I also wanted to know if Brett had competed in a rodeo yet, one of the things she’d told me was on her list. She hadn’t…yet.
That’s because Brett is busy with about a million other things. To begin with, she’s coaching our future Ski Cross Olympians. There’s not much of a Ski Cross field in the North America yet, though it’s an established sport in Europe. It’s a fast and furious version of downhill ski racing, in which 4-6 people are on the course at the same time, competing head to head, with Nascar-style rules—“rubbing is racing.” No malicious contact is allowed, in case that wasn’t obvious.
The girls she coaches, 7-10 nationally, at any given time, are, unsurprisingly, slower to take to the sport than the boys. Fear, as you can imagine, is your biggest enemy in the sport, as it is in life, though perhaps a little more obviously when you’re hurtling down a mountain, trying to avoid skirmishes with others doing the same. Based on my fear of small rocks while on the mountain bike, I suspect I would not be good at Ski Cross. Before you leave the gate, Brett says, you have to be 100% confident in yourself. According to Brett, it takes considerably more effort to build the girls’ confidence in themselves. She blames at least part of this on how we are socialized, what she calls, “the being feminine thing,” which tells us we can’t kick ass and still be a girl.

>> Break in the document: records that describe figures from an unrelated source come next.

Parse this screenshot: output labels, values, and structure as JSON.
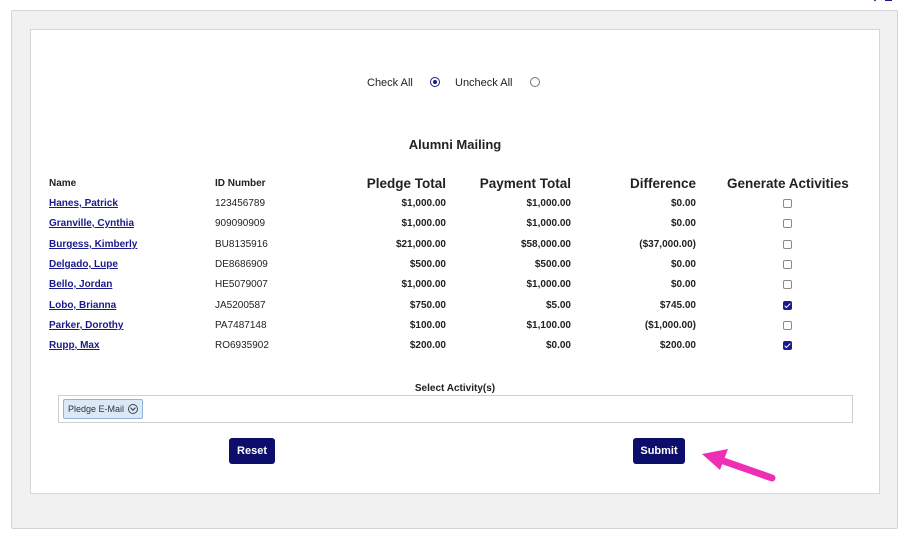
{
  "form": {
    "check_all_label": "Check All",
    "uncheck_all_label": "Uncheck All",
    "title": "Alumni Mailing"
  },
  "table": {
    "headers": {
      "name": "Name",
      "id": "ID Number",
      "pledge": "Pledge Total",
      "payment": "Payment Total",
      "difference": "Difference",
      "generate": "Generate Activities"
    },
    "rows": [
      {
        "name": "Hanes, Patrick",
        "id": "123456789",
        "pledge": "$1,000.00",
        "payment": "$1,000.00",
        "difference": "$0.00",
        "generate": false
      },
      {
        "name": "Granville, Cynthia",
        "id": "909090909",
        "pledge": "$1,000.00",
        "payment": "$1,000.00",
        "difference": "$0.00",
        "generate": false
      },
      {
        "name": "Burgess, Kimberly",
        "id": "BU8135916",
        "pledge": "$21,000.00",
        "payment": "$58,000.00",
        "difference": "($37,000.00)",
        "generate": false
      },
      {
        "name": "Delgado, Lupe",
        "id": "DE8686909",
        "pledge": "$500.00",
        "payment": "$500.00",
        "difference": "$0.00",
        "generate": false
      },
      {
        "name": "Bello, Jordan",
        "id": "HE5079007",
        "pledge": "$1,000.00",
        "payment": "$1,000.00",
        "difference": "$0.00",
        "generate": false
      },
      {
        "name": "Lobo, Brianna",
        "id": "JA5200587",
        "pledge": "$750.00",
        "payment": "$5.00",
        "difference": "$745.00",
        "generate": true
      },
      {
        "name": "Parker, Dorothy",
        "id": "PA7487148",
        "pledge": "$100.00",
        "payment": "$1,100.00",
        "difference": "($1,000.00)",
        "generate": false
      },
      {
        "name": "Rupp, Max",
        "id": "RO6935902",
        "pledge": "$200.00",
        "payment": "$0.00",
        "difference": "$200.00",
        "generate": true
      }
    ]
  },
  "activity": {
    "label": "Select Activity(s)",
    "selected": [
      "Pledge E-Mail"
    ]
  },
  "buttons": {
    "reset": "Reset",
    "submit": "Submit"
  },
  "colors": {
    "accent": "#0d0d6b",
    "link": "#1a1a8c",
    "annotation_arrow": "#ee2fb4"
  }
}
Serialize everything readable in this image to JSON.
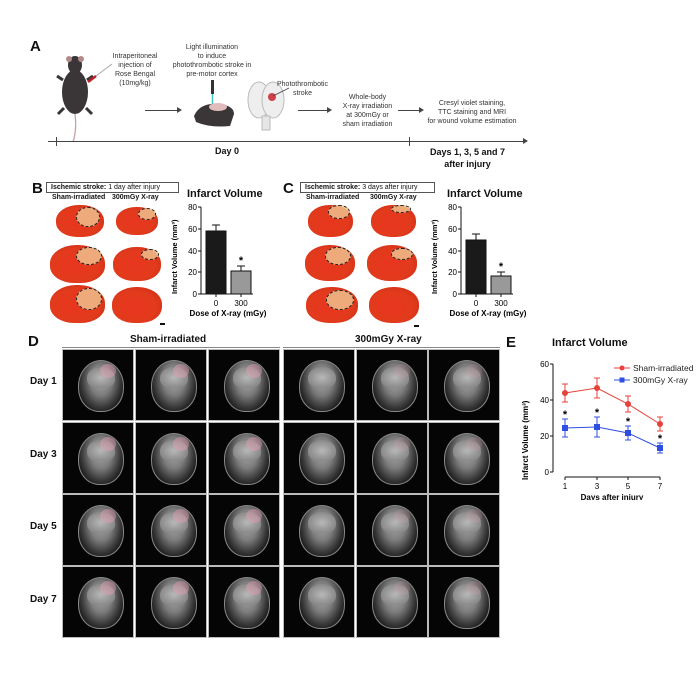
{
  "panels": {
    "A": {
      "letter": "A",
      "step1": "Intraperitoneal injection of Rose Bengal (10mg/kg)",
      "step1_lines": [
        "Intraperitoneal",
        "injection of",
        "Rose Bengal",
        "(10mg/kg)"
      ],
      "step2_lines": [
        "Light illumination",
        "to induce",
        "photothrombotic stroke in",
        "pre-motor cortex"
      ],
      "step3_lines": [
        "Photothrombotic",
        "stroke"
      ],
      "step4_lines": [
        "Whole-body",
        "X-ray irradiation",
        "at 300mGy or",
        "sham irradiation"
      ],
      "step5_lines": [
        "Cresyl violet staining,",
        "TTC staining and MRI",
        "for wound volume estimation"
      ],
      "timeline_day0": "Day 0",
      "timeline_after": [
        "Days 1, 3, 5 and 7",
        "after injury"
      ]
    },
    "B": {
      "letter": "B",
      "header_bold": "Ischemic stroke:",
      "header_rest": " 1 day after injury",
      "col1": "Sham-irradiated",
      "col2": "300mGy X-ray"
    },
    "C": {
      "letter": "C",
      "header_bold": "Ischemic stroke:",
      "header_rest": " 3 days after injury",
      "col1": "Sham-irradiated",
      "col2": "300mGy X-ray"
    },
    "D": {
      "letter": "D",
      "group1": "Sham-irradiated",
      "group2": "300mGy X-ray",
      "rows": [
        "Day 1",
        "Day 3",
        "Day 5",
        "Day 7"
      ]
    },
    "E": {
      "letter": "E"
    }
  },
  "chart_data": [
    {
      "id": "B",
      "type": "bar",
      "title": "Infarct Volume",
      "xlabel": "Dose of X-ray (mGy)",
      "ylabel": "Infarct Volume (mm³)",
      "categories": [
        "0",
        "300"
      ],
      "values": [
        58,
        21
      ],
      "errors": [
        5,
        4
      ],
      "colors": [
        "#1a1a1a",
        "#999999"
      ],
      "significance": [
        "",
        "*"
      ],
      "ylim": [
        0,
        80
      ],
      "yticks": [
        0,
        20,
        40,
        60,
        80
      ]
    },
    {
      "id": "C",
      "type": "bar",
      "title": "Infarct Volume",
      "xlabel": "Dose of X-ray (mGy)",
      "ylabel": "Infarct Volume (mm³)",
      "categories": [
        "0",
        "300"
      ],
      "values": [
        50,
        17
      ],
      "errors": [
        5,
        3
      ],
      "colors": [
        "#1a1a1a",
        "#999999"
      ],
      "significance": [
        "",
        "*"
      ],
      "ylim": [
        0,
        80
      ],
      "yticks": [
        0,
        20,
        40,
        60,
        80
      ]
    },
    {
      "id": "E",
      "type": "line",
      "title": "Infarct Volume",
      "xlabel": "Days after injury",
      "ylabel": "Infarct Volume (mm³)",
      "x": [
        1,
        3,
        5,
        7
      ],
      "series": [
        {
          "name": "Sham-irradiated",
          "color": "#e8413a",
          "marker": "circle",
          "values": [
            44,
            46.5,
            37.5,
            26.5
          ],
          "errors": [
            5,
            5.5,
            4.5,
            4
          ]
        },
        {
          "name": "300mGy X-ray",
          "color": "#2f4fe0",
          "marker": "square",
          "values": [
            24.5,
            25,
            21.5,
            13.5
          ],
          "errors": [
            5,
            5.5,
            4,
            3
          ]
        }
      ],
      "significance": [
        "*",
        "*",
        "*",
        "*"
      ],
      "ylim": [
        0,
        60
      ],
      "yticks": [
        0,
        20,
        40,
        60
      ],
      "xticks": [
        1,
        3,
        5,
        7
      ],
      "legend_position": "upper right"
    }
  ]
}
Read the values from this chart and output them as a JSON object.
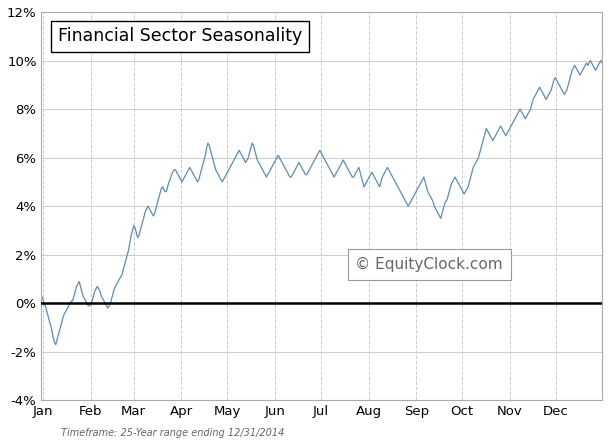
{
  "title": "Financial Sector Seasonality",
  "watermark": "© EquityClock.com",
  "subtitle": "Timeframe: 25-Year range ending 12/31/2014",
  "line_color": "#5B8DB8",
  "background_color": "#FFFFFF",
  "plot_bg_color": "#FFFFFF",
  "grid_color": "#CCCCCC",
  "ylim": [
    -4,
    12
  ],
  "yticks": [
    -4,
    -2,
    0,
    2,
    4,
    6,
    8,
    10,
    12
  ],
  "months": [
    "Jan",
    "Feb",
    "Mar",
    "Apr",
    "May",
    "Jun",
    "Jul",
    "Aug",
    "Sep",
    "Oct",
    "Nov",
    "Dec"
  ],
  "month_starts_day": [
    1,
    32,
    60,
    91,
    121,
    152,
    182,
    213,
    244,
    274,
    305,
    335
  ],
  "total_days": 365,
  "y_values": [
    0.3,
    0.2,
    0.0,
    -0.1,
    -0.3,
    -0.5,
    -0.7,
    -0.9,
    -1.1,
    -1.4,
    -1.6,
    -1.7,
    -1.5,
    -1.3,
    -1.1,
    -0.9,
    -0.7,
    -0.5,
    -0.4,
    -0.3,
    -0.2,
    -0.1,
    0.0,
    0.1,
    0.1,
    0.3,
    0.5,
    0.7,
    0.8,
    0.9,
    0.7,
    0.5,
    0.3,
    0.2,
    0.1,
    0.0,
    -0.1,
    -0.1,
    0.0,
    0.1,
    0.3,
    0.5,
    0.6,
    0.7,
    0.6,
    0.5,
    0.3,
    0.2,
    0.1,
    0.0,
    -0.1,
    -0.2,
    -0.1,
    0.0,
    0.2,
    0.4,
    0.6,
    0.7,
    0.8,
    0.9,
    1.0,
    1.1,
    1.2,
    1.4,
    1.6,
    1.8,
    2.0,
    2.2,
    2.5,
    2.8,
    3.0,
    3.2,
    3.1,
    2.9,
    2.7,
    2.8,
    3.0,
    3.2,
    3.4,
    3.6,
    3.8,
    3.9,
    4.0,
    3.9,
    3.8,
    3.7,
    3.6,
    3.7,
    3.9,
    4.1,
    4.3,
    4.5,
    4.7,
    4.8,
    4.7,
    4.6,
    4.6,
    4.8,
    5.0,
    5.1,
    5.3,
    5.4,
    5.5,
    5.5,
    5.4,
    5.3,
    5.2,
    5.1,
    5.0,
    5.1,
    5.2,
    5.3,
    5.4,
    5.5,
    5.6,
    5.5,
    5.4,
    5.3,
    5.2,
    5.1,
    5.0,
    5.1,
    5.3,
    5.5,
    5.7,
    5.9,
    6.1,
    6.4,
    6.6,
    6.5,
    6.3,
    6.1,
    5.9,
    5.7,
    5.5,
    5.4,
    5.3,
    5.2,
    5.1,
    5.0,
    5.1,
    5.2,
    5.3,
    5.4,
    5.5,
    5.6,
    5.7,
    5.8,
    5.9,
    6.0,
    6.1,
    6.2,
    6.3,
    6.2,
    6.1,
    6.0,
    5.9,
    5.8,
    5.9,
    6.0,
    6.2,
    6.4,
    6.6,
    6.5,
    6.3,
    6.1,
    5.9,
    5.8,
    5.7,
    5.6,
    5.5,
    5.4,
    5.3,
    5.2,
    5.3,
    5.4,
    5.5,
    5.6,
    5.7,
    5.8,
    5.9,
    6.0,
    6.1,
    6.0,
    5.9,
    5.8,
    5.7,
    5.6,
    5.5,
    5.4,
    5.3,
    5.2,
    5.2,
    5.3,
    5.4,
    5.5,
    5.6,
    5.7,
    5.8,
    5.7,
    5.6,
    5.5,
    5.4,
    5.3,
    5.3,
    5.4,
    5.5,
    5.6,
    5.7,
    5.8,
    5.9,
    6.0,
    6.1,
    6.2,
    6.3,
    6.2,
    6.1,
    6.0,
    5.9,
    5.8,
    5.7,
    5.6,
    5.5,
    5.4,
    5.3,
    5.2,
    5.3,
    5.4,
    5.5,
    5.6,
    5.7,
    5.8,
    5.9,
    5.8,
    5.7,
    5.6,
    5.5,
    5.4,
    5.3,
    5.2,
    5.2,
    5.3,
    5.4,
    5.5,
    5.6,
    5.4,
    5.2,
    5.0,
    4.8,
    4.9,
    5.0,
    5.1,
    5.2,
    5.3,
    5.4,
    5.3,
    5.2,
    5.1,
    5.0,
    4.9,
    4.8,
    5.0,
    5.2,
    5.3,
    5.4,
    5.5,
    5.6,
    5.5,
    5.4,
    5.3,
    5.2,
    5.1,
    5.0,
    4.9,
    4.8,
    4.7,
    4.6,
    4.5,
    4.4,
    4.3,
    4.2,
    4.1,
    4.0,
    4.1,
    4.2,
    4.3,
    4.4,
    4.5,
    4.6,
    4.7,
    4.8,
    4.9,
    5.0,
    5.1,
    5.2,
    5.0,
    4.8,
    4.6,
    4.5,
    4.4,
    4.3,
    4.2,
    4.0,
    3.9,
    3.8,
    3.7,
    3.6,
    3.5,
    3.7,
    3.9,
    4.1,
    4.2,
    4.3,
    4.5,
    4.7,
    4.9,
    5.0,
    5.1,
    5.2,
    5.1,
    5.0,
    4.9,
    4.8,
    4.7,
    4.6,
    4.5,
    4.6,
    4.7,
    4.8,
    5.0,
    5.2,
    5.4,
    5.6,
    5.7,
    5.8,
    5.9,
    6.0,
    6.2,
    6.4,
    6.6,
    6.8,
    7.0,
    7.2,
    7.1,
    7.0,
    6.9,
    6.8,
    6.7,
    6.8,
    6.9,
    7.0,
    7.1,
    7.2,
    7.3,
    7.2,
    7.1,
    7.0,
    6.9,
    7.0,
    7.1,
    7.2,
    7.3,
    7.4,
    7.5,
    7.6,
    7.7,
    7.8,
    7.9,
    8.0,
    7.9,
    7.8,
    7.7,
    7.6,
    7.7,
    7.8,
    7.9,
    8.0,
    8.2,
    8.4,
    8.5,
    8.6,
    8.7,
    8.8,
    8.9,
    8.8,
    8.7,
    8.6,
    8.5,
    8.4,
    8.5,
    8.6,
    8.7,
    8.8,
    9.0,
    9.2,
    9.3,
    9.2,
    9.1,
    9.0,
    8.9,
    8.8,
    8.7,
    8.6,
    8.7,
    8.8,
    9.0,
    9.2,
    9.4,
    9.6,
    9.7,
    9.8,
    9.7,
    9.6,
    9.5,
    9.4,
    9.5,
    9.6,
    9.7,
    9.8,
    9.9,
    9.8,
    9.9,
    10.0,
    9.9,
    9.8,
    9.7,
    9.6,
    9.7,
    9.8,
    9.9,
    10.0,
    9.9
  ]
}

Still. This is still an issue. Sigh. I wish for girls (and women, of course) the confidence to race Nascar rules, in whatever they do.
Fortunately for the girls Brett coaches, and injury notwithstanding, Brett-beats-all-the-boys-Buckles is still faster down the course than the 15 and 16-year old boys she coaches (I wonder how that feels for the boys?), so she can show her girls what’s available to them. So even if most of the time they are learning how to go faster by chasing the boys, at least they know, because they’ve seen it with their own eyes, what a woman can do.
Brett still feels the itch to race, if not professionally, and even if she finishes DFL (dead fucking last). When she has that goal out there, it’s the nudge she needs to push herself to the limit, or beyond—and that’s the pleasure zone for Brett in sports. She’s taken up mountain biking (no surprise) and may compete in triathlons, though she doesn’t love running (no surprise there, either, since even top speed isn’t going to get the wind whistling in your ears).
When she’s not training her girls, or herself, Brett is working on a career in journalism, writing on the gamut from snow sports to reggae music reviews. On the side she’s making jewelry. I think we can safely say that Brett has not confined herself to a darkened room to nurse her self-pity, something I needed to remind myself of on occasion, as I’ve traveled my own nano-length road (by comparison to Brett) to recovery.
p.s. I got out for a first mountain bike ride this past weekend and worked up an honest-to-goodness sweat—what joy!